何をしてるんでしょう。人の家に勝手に上がり込んで、部屋の戸を叩くなんて、いくらなんでも非常識では。せめてインターホンを押しましょう。ここからだと聞こえないかもしれませんけど。
「ちょっと。居るんでしょ!」
私は大好きな絵を描いていたのですが、しぶしぶ、部屋の戸を開けました。
亜里紗が転がり込んできました。
「なんで最近、学校来ないのっ」
いきなりこれです。
私は答えました。
「ちょっと、嫌だなって思えて」
「嫌? いじめられてるの?」
「まあ、風当たりは強いかな」
「誰よそれ! わたしがとっちめるから」
女の子が使う言葉ではありません。というか亜里紗、あなたはそんなに、戦闘力は高めではないはずです。
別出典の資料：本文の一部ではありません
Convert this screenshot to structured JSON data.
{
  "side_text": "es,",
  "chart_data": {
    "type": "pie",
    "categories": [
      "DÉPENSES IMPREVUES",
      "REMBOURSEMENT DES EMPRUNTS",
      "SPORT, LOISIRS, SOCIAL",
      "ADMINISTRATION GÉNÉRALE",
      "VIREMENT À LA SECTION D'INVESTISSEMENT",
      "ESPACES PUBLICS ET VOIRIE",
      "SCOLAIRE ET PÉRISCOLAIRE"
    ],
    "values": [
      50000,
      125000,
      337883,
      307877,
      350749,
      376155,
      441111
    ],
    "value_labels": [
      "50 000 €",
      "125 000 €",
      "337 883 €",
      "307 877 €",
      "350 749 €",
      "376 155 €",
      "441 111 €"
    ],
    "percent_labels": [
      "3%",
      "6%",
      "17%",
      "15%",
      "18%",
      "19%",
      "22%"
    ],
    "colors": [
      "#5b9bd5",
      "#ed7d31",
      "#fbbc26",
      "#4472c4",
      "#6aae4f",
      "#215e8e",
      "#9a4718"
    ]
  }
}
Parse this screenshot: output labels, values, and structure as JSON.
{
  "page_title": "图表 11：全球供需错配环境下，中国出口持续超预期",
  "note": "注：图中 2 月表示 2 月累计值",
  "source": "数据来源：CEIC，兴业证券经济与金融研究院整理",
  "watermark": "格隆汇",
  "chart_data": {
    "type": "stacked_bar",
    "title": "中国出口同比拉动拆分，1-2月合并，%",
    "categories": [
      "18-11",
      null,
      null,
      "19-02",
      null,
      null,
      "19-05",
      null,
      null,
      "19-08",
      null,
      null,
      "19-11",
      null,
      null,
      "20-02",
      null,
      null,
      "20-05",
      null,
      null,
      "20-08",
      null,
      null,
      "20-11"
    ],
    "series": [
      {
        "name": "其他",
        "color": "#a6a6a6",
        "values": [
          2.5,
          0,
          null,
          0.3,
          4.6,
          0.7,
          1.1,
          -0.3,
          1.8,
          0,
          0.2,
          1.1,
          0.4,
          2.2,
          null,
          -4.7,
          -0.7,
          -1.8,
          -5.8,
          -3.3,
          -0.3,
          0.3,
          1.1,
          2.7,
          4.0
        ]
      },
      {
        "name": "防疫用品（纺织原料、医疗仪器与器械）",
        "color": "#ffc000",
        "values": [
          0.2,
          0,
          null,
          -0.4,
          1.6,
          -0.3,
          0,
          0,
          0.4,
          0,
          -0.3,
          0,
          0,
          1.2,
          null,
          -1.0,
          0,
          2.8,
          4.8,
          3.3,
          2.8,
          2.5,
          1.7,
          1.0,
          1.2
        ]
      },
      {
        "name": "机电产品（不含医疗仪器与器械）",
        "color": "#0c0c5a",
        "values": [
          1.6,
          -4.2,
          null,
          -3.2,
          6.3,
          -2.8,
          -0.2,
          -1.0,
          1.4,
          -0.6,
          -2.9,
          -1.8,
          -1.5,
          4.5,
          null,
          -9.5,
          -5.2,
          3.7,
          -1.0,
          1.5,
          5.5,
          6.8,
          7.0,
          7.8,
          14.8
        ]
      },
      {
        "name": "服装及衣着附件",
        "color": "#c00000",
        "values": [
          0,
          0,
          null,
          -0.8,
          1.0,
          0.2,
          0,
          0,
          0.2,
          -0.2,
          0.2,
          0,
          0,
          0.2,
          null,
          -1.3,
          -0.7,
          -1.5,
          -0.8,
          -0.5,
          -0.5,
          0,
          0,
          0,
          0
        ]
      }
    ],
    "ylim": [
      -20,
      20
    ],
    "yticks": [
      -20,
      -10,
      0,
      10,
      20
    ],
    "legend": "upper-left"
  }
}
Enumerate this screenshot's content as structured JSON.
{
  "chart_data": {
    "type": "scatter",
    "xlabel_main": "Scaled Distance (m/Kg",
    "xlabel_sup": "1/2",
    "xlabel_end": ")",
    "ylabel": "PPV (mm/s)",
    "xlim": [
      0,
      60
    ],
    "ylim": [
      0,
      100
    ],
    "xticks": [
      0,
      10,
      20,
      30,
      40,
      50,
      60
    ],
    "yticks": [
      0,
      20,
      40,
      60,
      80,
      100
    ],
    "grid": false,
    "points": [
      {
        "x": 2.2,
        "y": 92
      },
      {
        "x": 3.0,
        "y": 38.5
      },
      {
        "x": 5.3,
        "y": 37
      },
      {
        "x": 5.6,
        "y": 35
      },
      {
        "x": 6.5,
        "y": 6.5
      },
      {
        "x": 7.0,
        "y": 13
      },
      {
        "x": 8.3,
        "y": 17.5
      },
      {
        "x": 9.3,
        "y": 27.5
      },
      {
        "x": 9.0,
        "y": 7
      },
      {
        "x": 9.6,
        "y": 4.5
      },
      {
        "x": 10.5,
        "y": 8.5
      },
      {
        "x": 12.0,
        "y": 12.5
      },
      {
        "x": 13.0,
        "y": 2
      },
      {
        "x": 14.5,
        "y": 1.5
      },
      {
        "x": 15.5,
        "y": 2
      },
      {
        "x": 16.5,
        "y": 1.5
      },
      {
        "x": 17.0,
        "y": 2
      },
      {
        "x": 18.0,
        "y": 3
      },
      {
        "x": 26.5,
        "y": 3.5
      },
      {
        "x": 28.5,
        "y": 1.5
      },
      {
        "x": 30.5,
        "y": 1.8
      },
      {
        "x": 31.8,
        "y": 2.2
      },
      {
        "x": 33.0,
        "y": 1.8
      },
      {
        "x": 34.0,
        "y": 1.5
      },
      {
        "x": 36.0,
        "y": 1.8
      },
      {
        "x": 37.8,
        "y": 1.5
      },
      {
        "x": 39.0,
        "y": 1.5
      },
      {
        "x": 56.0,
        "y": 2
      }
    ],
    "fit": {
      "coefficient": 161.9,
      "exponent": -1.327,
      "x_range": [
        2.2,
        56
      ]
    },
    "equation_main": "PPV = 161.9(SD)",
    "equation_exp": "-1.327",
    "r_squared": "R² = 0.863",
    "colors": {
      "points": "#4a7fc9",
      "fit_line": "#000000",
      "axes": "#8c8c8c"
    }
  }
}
私は取り敢えず、押しかけてきてしまった亜里紗をなだめるため、麦茶を出しました。
んく、んくと飲み干す亜里紗。ぷはあと言って、亜里紗はグラスをローテーブルの上に置きます。
これで落ち着くと良いのだけれど。
「で、何の用。ひょっとして、心配してくれてるの?」
「ばっ、ばか! 心配なんかしてないから!」
では何故うちに来たのでしょう。
「帰ってくれる? 今、絵を描いてる最中なの」
「別にそんなの、誰が居たって描けるじゃん」
まあそうですが。追い払う理由にはちょっと、足りませんでした。
「もしかしたら、私の両親のどっちかが、帰ってくるかも」
「いいもん。わたしみなものお父さんお母さんとは仲いいから」
いつの間に。
人見知りの亜里紗なら結構効くと思ったのですが。
まあ、まともに話すようになってから数年経ちます。その間に何度かうちに泊まっていったり、遅くまで入り浸ったりと、その過程で私の両親とも顔を合わせていますし、そうなっていても何ら不思議はないです。
「ねえ、なんで学校、来ないの」
「別に。嫌だから行かないだけよ」
「嫌だからって行かなくていいの」
亜里紗にしては、至極真っ当な意見です。
「そうだけれど、でも、気乗りしない」
「我儘じゃん」
「そうかも」
私はもと座っていた机の前に着き、絵の続きを始めます。
亜里紗はローテーブルの前の座布団に女の子座りしたまま言います。
「ねえ、だれかにいじめられてるんでしょ」
「そうとも言えるし、そうとも言えないわ」
「助けるよ」
「いい」
「そいつら片付けないと、みなもは学校に行けないんでしょ?」
「そういうのでもないの」
「じゃあ何?」
「当たり前が出来ない、自分が分からないの」
亜里紗が黙ってしまいました。
しまった。余計なことを言うべきではなかった。
私は普段、亜里紗に適当なことを言って誤魔化しています。流してるとも言います。
でも今のは、ちょっと違う。
初めて亜里紗に、自分の弱みを軽く見せた一幕でした。
気取っていると言われる私は、実はただ単純に“分からない少女”だったのでした。
何も分からない、何も決められない、それでいて他人に余所余所しく、絵ばかり描いている。
我儘じゃない?
亜里紗の言うとおりです。
私は頑固で意固地で、それでいて絵にしか興味がないという、我儘です。亜里紗をいじめているような人たちを幼子に例えましたが、それを私に当てはめると、幼稚園が決めたお遊戯が気に入らないと言って、駄々をこねて教室を飛び出してしまう子が私なのでした。
困りました。
私は亜里紗に、論破されてしまった。
「学校行こうよ」
それだけは嫌。
学校に行くと、辛いのです。
どうすればいいのか分かりません。
分からない、は更なる理解不能の深淵へと運んでいきます。
もう、お手上げです。
「さ、今日はもう帰って。じき寝る時間でしょ」
「ちょ…………待ってよ。まだそんな時間じゃないでしょ」
「早く寝れば明日は辛くないわ。さあ、出て」
私は無理やり亜里紗を廊下に出しました。そうして、部屋の扉を閉めました。
亜里紗はしばらくムキーみたいな事を言っていましたが、それもやがて聞こえなくなりました。どうやら大人しく家を出ていったみたいです。
私は再び机の元へ行きました。
そこには、一枚の河原の絵がありました。
私がよく、絵を描いている場所です。
私がよく、逃げている場所です。
私はその絵を取って、ビリビリに破いてしまいました。